Spotlight in OS X Yosemite is improved not only in its appearance, but also utility. The biggest and most obvious change is that Spotlight no longer resides in the right corner of your menu bar. Triggered by the usual CMD+Space keyboard shortcut, it now appears as a floating bar in the center of your screen. As you start typing, the bar will expand downward to display your results on the left and a Quick Look-esque panel on the right.
Expanded Capability
Apple has improved the number of sources that will be searched by Spotlight, rising to a total of 22 categories of data. This includes searching through everything from Applications, documents, emails, messages and even Apple Maps, Wikipedia, iTunes, and Bing Web Searches. If you want a full list of the categories of data, you can find it in System Preferences > Spotlight.
Because of the new design, you also get an instant preview of the search results, which is really useful. Essentially, if it is a document that Quick Look supports, it will be previewed in Spotlight.
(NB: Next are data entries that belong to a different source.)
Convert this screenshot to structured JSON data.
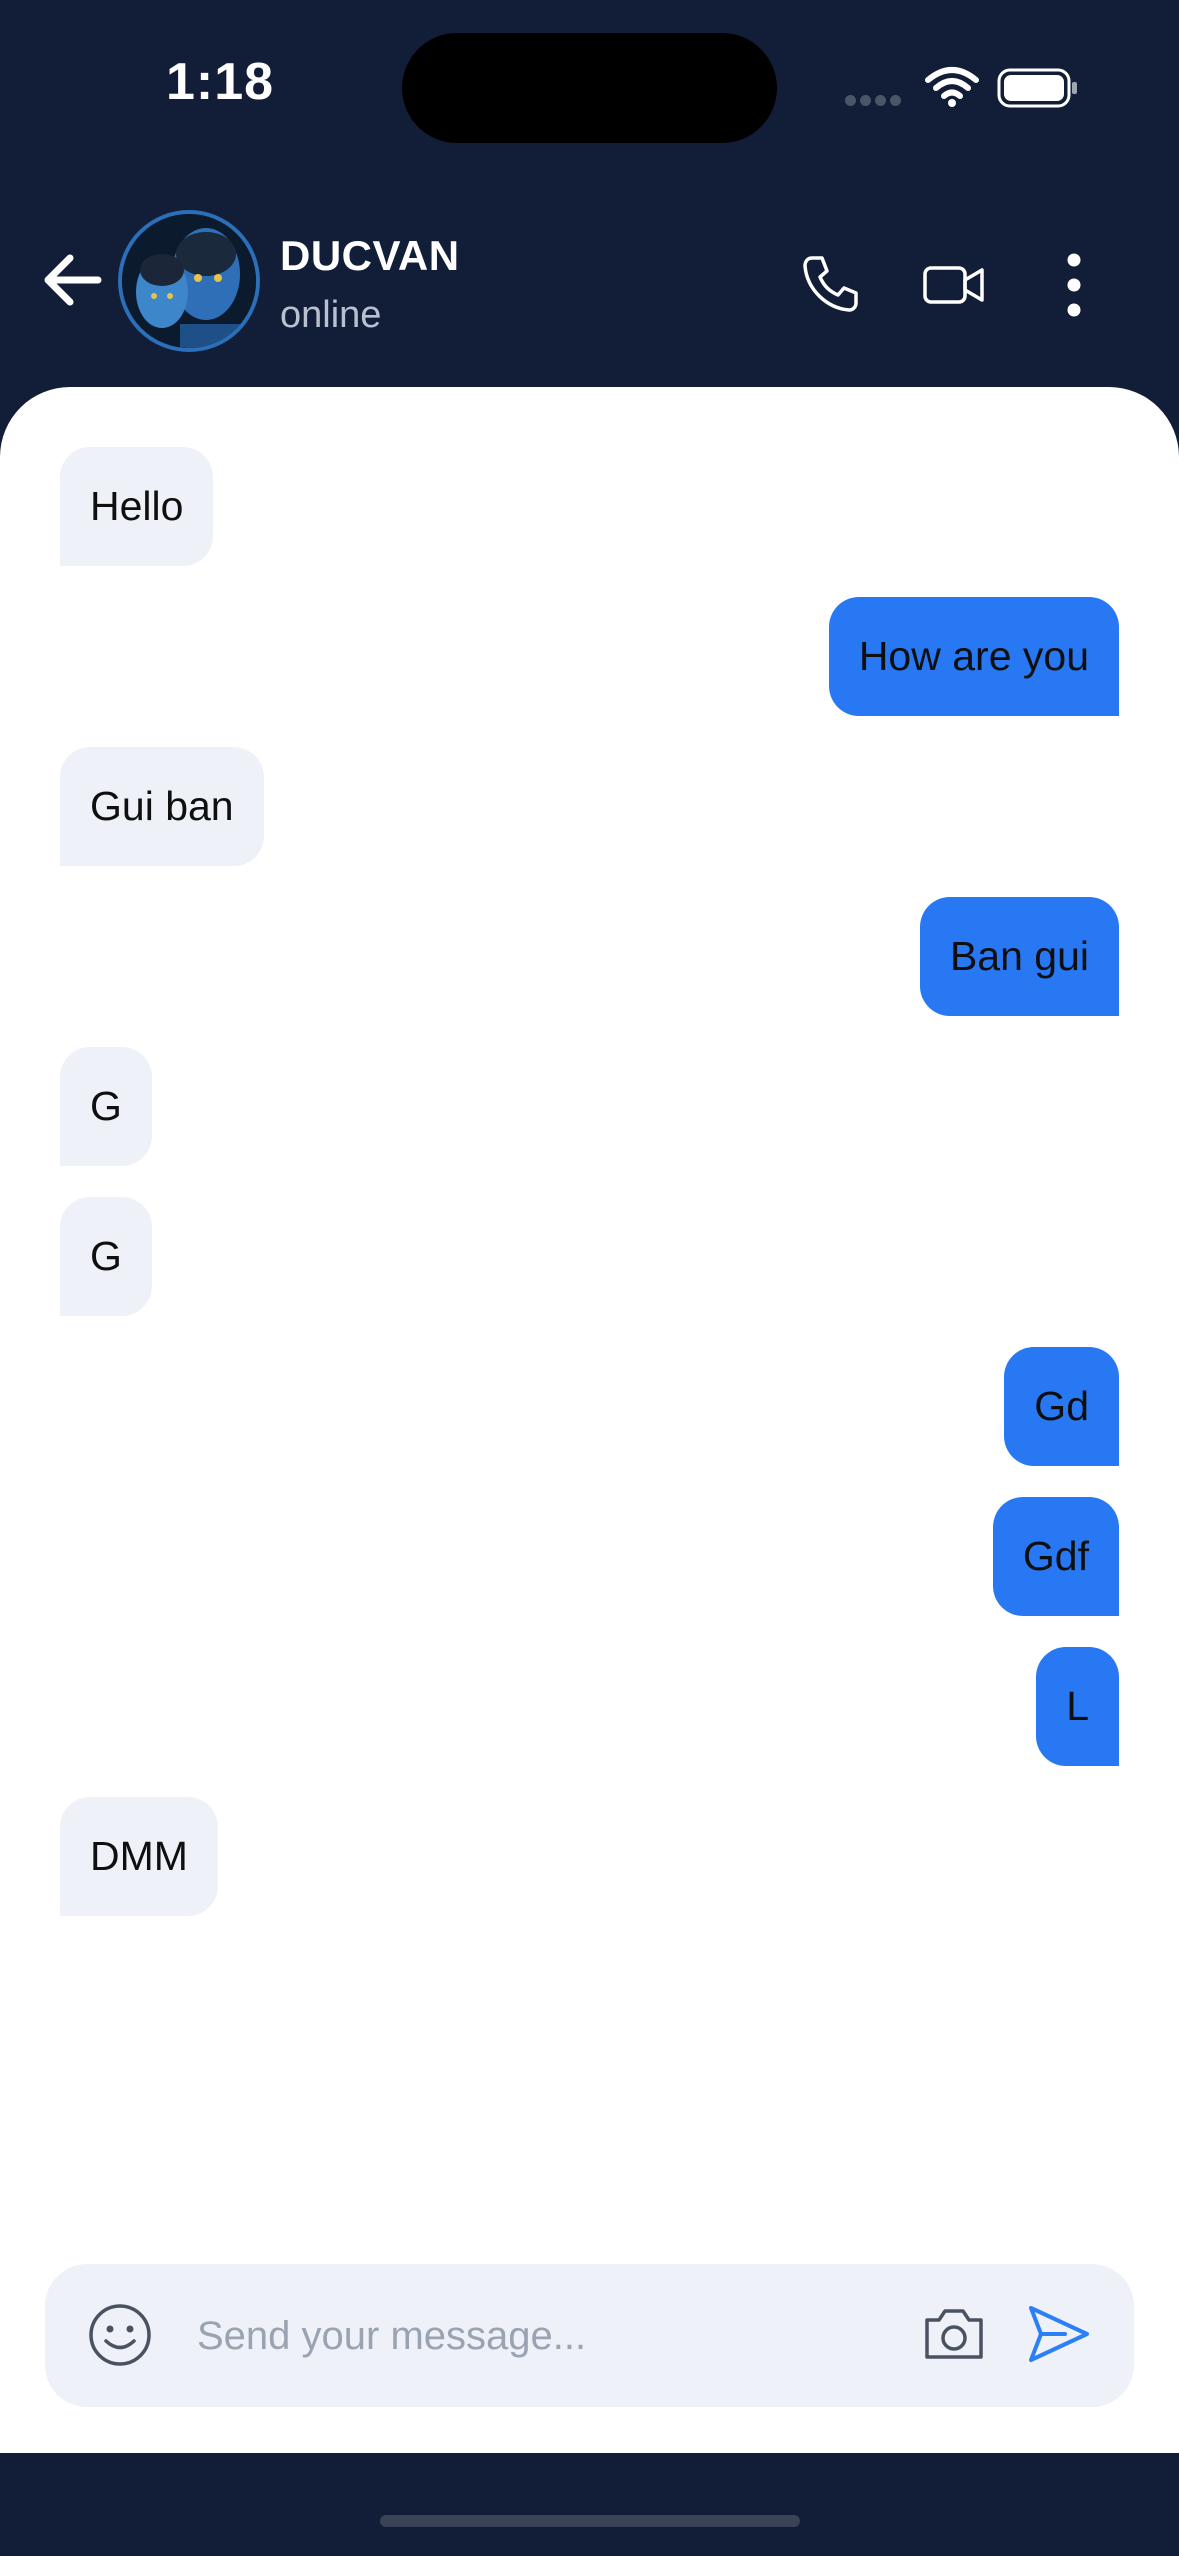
{
  "status_bar": {
    "time": "1:18"
  },
  "header": {
    "contact_name": "DUCVAN",
    "contact_status": "online"
  },
  "messages": [
    {
      "direction": "received",
      "text": "Hello"
    },
    {
      "direction": "sent",
      "text": "How are you"
    },
    {
      "direction": "received",
      "text": "Gui ban"
    },
    {
      "direction": "sent",
      "text": "Ban gui"
    },
    {
      "direction": "received",
      "text": "G"
    },
    {
      "direction": "received",
      "text": "G"
    },
    {
      "direction": "sent",
      "text": "Gd"
    },
    {
      "direction": "sent",
      "text": "Gdf"
    },
    {
      "direction": "sent",
      "text": "L"
    },
    {
      "direction": "received",
      "text": "DMM"
    }
  ],
  "composer": {
    "placeholder": "Send your message...",
    "value": ""
  },
  "icons": {
    "back": "arrow-left-icon",
    "call": "phone-icon",
    "video": "video-camera-icon",
    "more": "more-vertical-icon",
    "emoji": "smiley-icon",
    "camera": "camera-icon",
    "send": "send-icon"
  },
  "colors": {
    "header_bg": "#121e38",
    "sent_bubble": "#2878f4",
    "received_bubble": "#eef2f8",
    "send_accent": "#2b7ff7"
  }
}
But Apple has also worked to support previews for other information from Maps, Wikipedia, News, or even Messages.
Options
If you want to customise Spotlight, you don’t really have any options to visually change the appearance, other than enabling OS X Yosemite’s dark mode (System Preferences > General > ‘Use dark menu bar and dock’).
But you do have options to reorder or exclude certain categories of data from Spotlight, changing the keyboard shortcut and excluding certain locations from being indexed. All of these options are available in System Preferences > Spotlight.